The Software Renderer and the OpenGL renderer both have their strengths. Sometimes you can even combine them both.
This tutorial started with a simple question: Can I get soft shadows from the OpenGL renderer? The Manual is clear: No. The OpenGL renderer ignores transparency in the alpha channel when computing shadows. This is often annoying. For example, if you place green screen footage onto a 3D image plane, you only get a rectangular shadow from the image plane, ignoring the key.
The software renderer does it right, but it cannot calculate depth of field. That’s the strength of the OpenGL renderer. Of course, you can create depth of field as a 2D effect, but the most accurate version comes from 3D. It seems you have to choose: Shadow or Depth of Field – Software or OpenGL.
You can use both. In the tutorial, we extract the shadow from the software renderer and then project it back into 3D. Thereby we get a new 3D scene which has the shadows baked into the textures. Then we can render this scene with its accurate shadows through the OpenGL renderer.

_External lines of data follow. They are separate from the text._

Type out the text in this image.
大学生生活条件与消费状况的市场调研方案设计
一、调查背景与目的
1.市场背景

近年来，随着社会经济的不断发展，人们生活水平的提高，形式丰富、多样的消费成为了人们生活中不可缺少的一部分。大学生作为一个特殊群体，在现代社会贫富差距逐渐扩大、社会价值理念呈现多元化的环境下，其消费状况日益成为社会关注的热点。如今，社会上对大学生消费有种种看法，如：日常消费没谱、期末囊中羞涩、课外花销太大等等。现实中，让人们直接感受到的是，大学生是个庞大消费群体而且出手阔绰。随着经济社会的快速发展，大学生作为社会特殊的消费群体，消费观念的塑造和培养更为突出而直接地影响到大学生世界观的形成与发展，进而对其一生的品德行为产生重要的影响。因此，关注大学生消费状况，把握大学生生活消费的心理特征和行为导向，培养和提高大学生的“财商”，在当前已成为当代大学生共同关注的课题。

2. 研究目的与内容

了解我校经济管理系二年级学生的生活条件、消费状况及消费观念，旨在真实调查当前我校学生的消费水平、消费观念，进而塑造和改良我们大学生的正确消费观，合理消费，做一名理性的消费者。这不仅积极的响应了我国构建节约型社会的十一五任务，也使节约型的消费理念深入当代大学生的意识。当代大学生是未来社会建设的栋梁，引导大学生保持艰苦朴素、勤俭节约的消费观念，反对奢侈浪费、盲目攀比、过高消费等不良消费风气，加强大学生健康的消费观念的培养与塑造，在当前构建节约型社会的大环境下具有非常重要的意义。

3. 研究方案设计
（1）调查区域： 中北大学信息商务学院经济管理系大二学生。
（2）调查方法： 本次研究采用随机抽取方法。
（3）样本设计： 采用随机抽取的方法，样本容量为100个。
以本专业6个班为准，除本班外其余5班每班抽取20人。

Here is a summary of the basic steps – watch the video for all the details:
- Get a shadow pass from the software renderer: Take the difference from a render pass with shadow and one pass without.
- Create a greyscale image where everything is white, except the shadows.
- Project this image as a texture back into the scene.
- Catch the projection-texture and multiply it onto the original texture via a ReplaceMaterial node.
- Render the new scene from the ReplaceMaterial node.